After working in the development industry for over a decade, Tobias decided it was time to stop advising Central American farmers how to do things if he didn´t have a piece of land to live coherently with what he taught. Together with his family he runs a small agro-forestry farm, tourism cooperative, and natural building collective in the mountains of El Salvador.


  1. Great article:)

    I am gonna try different seeds of both to see which works best and when :)) any ideas on how to prepare the soil for the first spring plantation of amaranth on an area that was not cultivated before?

  2. Don’t forget to mention that quinoa is highly day length sensitive and wont mature properly if it is grown at the wrong latitude.
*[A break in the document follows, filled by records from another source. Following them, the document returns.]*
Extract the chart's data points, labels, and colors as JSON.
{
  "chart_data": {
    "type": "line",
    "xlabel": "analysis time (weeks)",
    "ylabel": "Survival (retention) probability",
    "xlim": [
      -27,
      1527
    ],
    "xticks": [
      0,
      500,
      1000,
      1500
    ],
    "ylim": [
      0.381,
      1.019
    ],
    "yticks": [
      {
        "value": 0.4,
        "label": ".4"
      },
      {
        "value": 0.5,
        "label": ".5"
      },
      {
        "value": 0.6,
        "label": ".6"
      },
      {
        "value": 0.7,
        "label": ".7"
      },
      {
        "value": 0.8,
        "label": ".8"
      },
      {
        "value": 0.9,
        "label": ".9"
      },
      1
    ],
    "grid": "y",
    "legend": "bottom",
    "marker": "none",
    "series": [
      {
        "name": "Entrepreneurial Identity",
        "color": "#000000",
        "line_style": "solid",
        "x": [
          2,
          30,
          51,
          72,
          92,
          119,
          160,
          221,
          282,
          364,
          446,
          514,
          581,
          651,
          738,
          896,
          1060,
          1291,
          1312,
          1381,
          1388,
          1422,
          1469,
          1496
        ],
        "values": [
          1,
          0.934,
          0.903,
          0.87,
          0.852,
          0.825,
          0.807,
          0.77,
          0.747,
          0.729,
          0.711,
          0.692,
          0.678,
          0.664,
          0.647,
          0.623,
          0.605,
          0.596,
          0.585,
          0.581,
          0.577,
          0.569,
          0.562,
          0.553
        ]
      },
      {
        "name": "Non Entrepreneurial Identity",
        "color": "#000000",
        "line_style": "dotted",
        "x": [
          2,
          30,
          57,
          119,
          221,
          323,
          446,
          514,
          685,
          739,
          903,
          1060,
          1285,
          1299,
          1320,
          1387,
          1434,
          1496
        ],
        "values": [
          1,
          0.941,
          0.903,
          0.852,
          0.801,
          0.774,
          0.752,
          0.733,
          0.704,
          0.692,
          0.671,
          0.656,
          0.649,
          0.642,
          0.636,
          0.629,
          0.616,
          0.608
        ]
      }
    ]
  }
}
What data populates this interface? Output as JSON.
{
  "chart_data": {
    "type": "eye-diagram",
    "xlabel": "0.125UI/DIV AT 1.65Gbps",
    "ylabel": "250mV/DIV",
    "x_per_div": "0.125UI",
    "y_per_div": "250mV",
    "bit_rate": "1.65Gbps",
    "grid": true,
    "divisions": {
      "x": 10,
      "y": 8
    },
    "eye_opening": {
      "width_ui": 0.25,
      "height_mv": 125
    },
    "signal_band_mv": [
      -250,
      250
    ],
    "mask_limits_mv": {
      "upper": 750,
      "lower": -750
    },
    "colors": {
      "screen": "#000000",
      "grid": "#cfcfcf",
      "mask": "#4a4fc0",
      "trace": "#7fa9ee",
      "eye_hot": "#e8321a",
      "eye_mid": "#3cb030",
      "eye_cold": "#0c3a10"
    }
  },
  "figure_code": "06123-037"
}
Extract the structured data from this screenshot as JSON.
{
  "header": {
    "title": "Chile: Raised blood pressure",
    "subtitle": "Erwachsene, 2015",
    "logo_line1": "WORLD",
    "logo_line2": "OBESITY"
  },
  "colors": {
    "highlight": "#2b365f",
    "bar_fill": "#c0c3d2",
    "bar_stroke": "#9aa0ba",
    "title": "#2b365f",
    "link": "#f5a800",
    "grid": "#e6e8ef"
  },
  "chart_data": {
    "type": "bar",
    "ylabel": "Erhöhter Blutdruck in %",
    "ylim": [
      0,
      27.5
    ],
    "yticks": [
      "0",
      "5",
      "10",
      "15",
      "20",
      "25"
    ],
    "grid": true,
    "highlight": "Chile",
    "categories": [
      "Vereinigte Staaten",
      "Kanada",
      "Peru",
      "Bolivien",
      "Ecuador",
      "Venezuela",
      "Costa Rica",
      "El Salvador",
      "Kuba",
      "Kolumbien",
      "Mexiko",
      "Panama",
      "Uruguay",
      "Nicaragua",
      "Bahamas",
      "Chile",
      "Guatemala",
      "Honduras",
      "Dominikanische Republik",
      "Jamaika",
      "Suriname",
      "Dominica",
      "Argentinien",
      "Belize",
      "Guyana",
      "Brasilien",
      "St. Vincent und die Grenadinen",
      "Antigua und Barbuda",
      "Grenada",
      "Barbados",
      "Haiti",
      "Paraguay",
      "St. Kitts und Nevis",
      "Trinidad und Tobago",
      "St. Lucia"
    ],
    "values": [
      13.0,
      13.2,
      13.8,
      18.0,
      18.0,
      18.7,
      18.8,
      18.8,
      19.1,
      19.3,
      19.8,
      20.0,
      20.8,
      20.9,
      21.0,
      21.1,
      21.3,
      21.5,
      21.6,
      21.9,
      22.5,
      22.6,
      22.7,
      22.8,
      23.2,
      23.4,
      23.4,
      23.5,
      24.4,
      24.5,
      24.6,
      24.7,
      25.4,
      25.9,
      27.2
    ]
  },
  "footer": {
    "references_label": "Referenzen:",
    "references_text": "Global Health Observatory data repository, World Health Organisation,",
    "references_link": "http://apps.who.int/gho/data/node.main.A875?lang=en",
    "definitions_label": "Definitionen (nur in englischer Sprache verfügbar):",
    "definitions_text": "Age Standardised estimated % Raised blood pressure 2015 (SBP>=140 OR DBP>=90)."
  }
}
Different native strains grow from the bottom of Chile to the top of Peru, and if you have the wrong strain for your region it won’t mature well.

  3. I have Amaranth growing as a “weed” on a small plot in Catalonia, Spain (and Chenopodium too). Annual rainfall is currently under 400mm a year, and we just went through a month of June with temperatures hovering around 40ºC for almost the whole month. So maybe for Arizona?

  4. It might also be useful to know that after drying, quinoa must be rinsed successive times to remove ‘soapy’ constituents in the outside of the seed. Don’t try to eat it without washing well before cooking or grinding.

    1. I recently discovered that washing quinoa in ash water a couple of times effectively removes the bitter saponins.

  5. I soak quinoa in water with a little leftover lacto-fermented brine for 24 hours. It begins sprouting and sweetening it. It cooks with less water and time to yield a fluffy delight. Soaking eases the saponin removal and the need for all the rinsing, too.

  6. I’m wondering if quinoa can be grown as a perennial indoors? I know a lot of people have had success with it as an edible houseplant, but I’m curious if it has a lifespan beyond one harvest.